Ok, call me crazy. But it works. What i did was built a farm of
database proxy servers that maintain persistent connections to a
selected pool of databases. Then instead of connecting directly to the
database and executing my query, i pass the query through the socket
server that accepts my query and passes it off to the correct database.
The database processes my request and returns its response. In turn,
the proxy server passes that result back to the webserver and moves on
to handle the next incoming request. Now, my webservers never need to
open a connection with a multitude of databases ... instead they
connect to a random database proxy server that will relay all incoming
data requests to the database and return the response.
Taking this approach requires a well developed database abstraction
layer in place. Fortunately, such an infrastructure was already in
place. I was able to place my new theory into production in only a day
or so of work. The result? Our databases only had to handle a few
connections and passed all of the information through these processes.
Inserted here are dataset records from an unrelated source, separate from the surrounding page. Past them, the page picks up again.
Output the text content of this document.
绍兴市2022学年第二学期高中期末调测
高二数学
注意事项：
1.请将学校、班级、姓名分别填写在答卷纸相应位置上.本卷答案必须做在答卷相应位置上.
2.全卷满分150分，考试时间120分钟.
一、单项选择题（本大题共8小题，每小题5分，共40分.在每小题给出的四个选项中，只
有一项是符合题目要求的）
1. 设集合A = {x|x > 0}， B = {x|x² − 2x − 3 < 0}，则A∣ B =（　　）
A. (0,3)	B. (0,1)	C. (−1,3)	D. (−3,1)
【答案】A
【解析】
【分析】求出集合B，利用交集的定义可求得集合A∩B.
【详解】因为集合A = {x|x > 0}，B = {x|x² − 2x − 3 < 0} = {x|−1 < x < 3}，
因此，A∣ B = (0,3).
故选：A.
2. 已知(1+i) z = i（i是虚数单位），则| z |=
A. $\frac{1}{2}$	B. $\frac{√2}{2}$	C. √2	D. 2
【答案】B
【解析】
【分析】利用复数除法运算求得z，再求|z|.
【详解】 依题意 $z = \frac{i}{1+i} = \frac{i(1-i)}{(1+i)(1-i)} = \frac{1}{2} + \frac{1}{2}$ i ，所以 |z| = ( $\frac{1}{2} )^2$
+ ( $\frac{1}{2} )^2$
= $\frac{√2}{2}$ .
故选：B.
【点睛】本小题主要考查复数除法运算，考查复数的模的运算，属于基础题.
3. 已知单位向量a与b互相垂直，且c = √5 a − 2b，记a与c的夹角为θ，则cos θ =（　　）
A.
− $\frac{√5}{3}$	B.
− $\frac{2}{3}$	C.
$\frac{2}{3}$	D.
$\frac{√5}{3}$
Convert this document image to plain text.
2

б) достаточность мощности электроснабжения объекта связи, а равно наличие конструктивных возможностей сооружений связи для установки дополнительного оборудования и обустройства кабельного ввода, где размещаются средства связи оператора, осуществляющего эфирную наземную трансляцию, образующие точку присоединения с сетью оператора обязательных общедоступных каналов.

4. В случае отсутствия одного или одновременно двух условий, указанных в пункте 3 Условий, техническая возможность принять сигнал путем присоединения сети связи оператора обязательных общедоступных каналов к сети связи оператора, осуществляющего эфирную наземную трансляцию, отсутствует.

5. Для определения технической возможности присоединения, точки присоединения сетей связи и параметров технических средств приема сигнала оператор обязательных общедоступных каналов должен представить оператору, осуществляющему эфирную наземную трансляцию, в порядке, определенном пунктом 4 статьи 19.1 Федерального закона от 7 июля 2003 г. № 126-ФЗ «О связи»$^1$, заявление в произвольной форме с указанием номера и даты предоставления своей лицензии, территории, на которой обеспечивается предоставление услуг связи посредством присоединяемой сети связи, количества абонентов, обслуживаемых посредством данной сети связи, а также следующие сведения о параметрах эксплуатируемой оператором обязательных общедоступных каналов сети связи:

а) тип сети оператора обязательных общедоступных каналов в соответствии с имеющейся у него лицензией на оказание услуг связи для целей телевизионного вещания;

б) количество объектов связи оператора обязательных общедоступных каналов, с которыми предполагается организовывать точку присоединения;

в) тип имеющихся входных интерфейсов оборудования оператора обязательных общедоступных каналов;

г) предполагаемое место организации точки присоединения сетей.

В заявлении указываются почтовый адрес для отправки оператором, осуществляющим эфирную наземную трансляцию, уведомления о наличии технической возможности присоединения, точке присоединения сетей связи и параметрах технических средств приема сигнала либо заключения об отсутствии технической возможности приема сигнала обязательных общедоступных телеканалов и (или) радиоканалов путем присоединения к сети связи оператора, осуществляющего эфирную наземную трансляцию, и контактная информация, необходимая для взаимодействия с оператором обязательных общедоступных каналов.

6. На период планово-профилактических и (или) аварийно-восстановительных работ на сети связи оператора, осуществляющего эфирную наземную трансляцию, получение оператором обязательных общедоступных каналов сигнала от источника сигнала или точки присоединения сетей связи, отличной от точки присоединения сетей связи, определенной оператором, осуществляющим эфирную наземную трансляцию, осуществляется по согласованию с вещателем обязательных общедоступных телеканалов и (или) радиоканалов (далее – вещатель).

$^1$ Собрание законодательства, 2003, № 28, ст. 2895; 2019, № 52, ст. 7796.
The overall speed of the queries increased without the overhead of
establishing multiple connections to datasources, and our total
connections to the database dropped to a mere fraction of what it was
before while still maintaining the same volume of data.
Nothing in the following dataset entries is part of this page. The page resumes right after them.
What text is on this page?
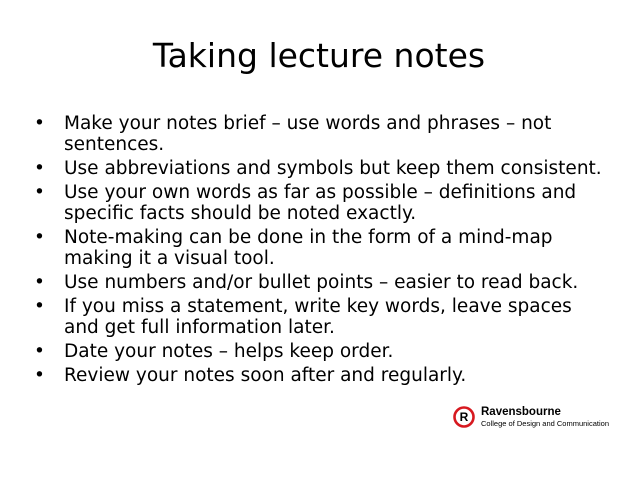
Taking lecture notes
•	Make your notes brief – use words and phrases – not sentences.
•	Use abbreviations and symbols but keep them consistent.
•	Use your own words as far as possible – definitions and specific facts should be noted exactly.
•	Note-making can be done in the form of a mind-map making it a visual tool.
•	Use numbers and/or bullet points – easier to read back.
•	If you miss a statement, write key words, leave spaces and get full information later.
•	Date your notes – helps keep order.
•	Review your notes soon after and regularly.
R Ravensbourne
College of Design and Communication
The results astounded me too ... I thought, hey, haven't I just shifted
my bottle-neck from the database to a connection pool server? However,
the trick is that now my database can answer requests faster since it
does not have to deal with the problem of managing a huge range of
clients ... it only has to deal with the actual data. The socket server
can make full use out of it's database connections as well, since it is
not doing any real processing either besides channeling requests to the
appropriate targets and deliviering the results back to the webserver.
In addition, the webserver does not have to wait around to connect to a
bunch of different databases.
Think about it this way ... if i open a connection to the
database on a page load, i may execute one or two queries against it,
and then i am done with it. However, i am not always free to destroy my
connection to the database immediately since i may need to run one
query against one database and then connect to a different database
before I run another query against the first database. This means that
the connection is not being used to its full potential. But if I put
that database connection on my proxy server, the connection is free to
immediately do another task as soon as it finishes the previous query,
maximizing the use I get out of it.
I know this solution may sound a lot like very simplified version of
Web Services, and my original idea may have been born out of reading
some ideas for web services, but I think my connection pooling solution
is really a different beast altogether. The connection pool server has
no real logic in it. All it does is act as a manager of a bunch of
pooled database connections.
Who knows if this will be an actual long term solution for anything,
but it certainly looks promising right now. I will let you know well it
performs once our site traffic doubles and triples again.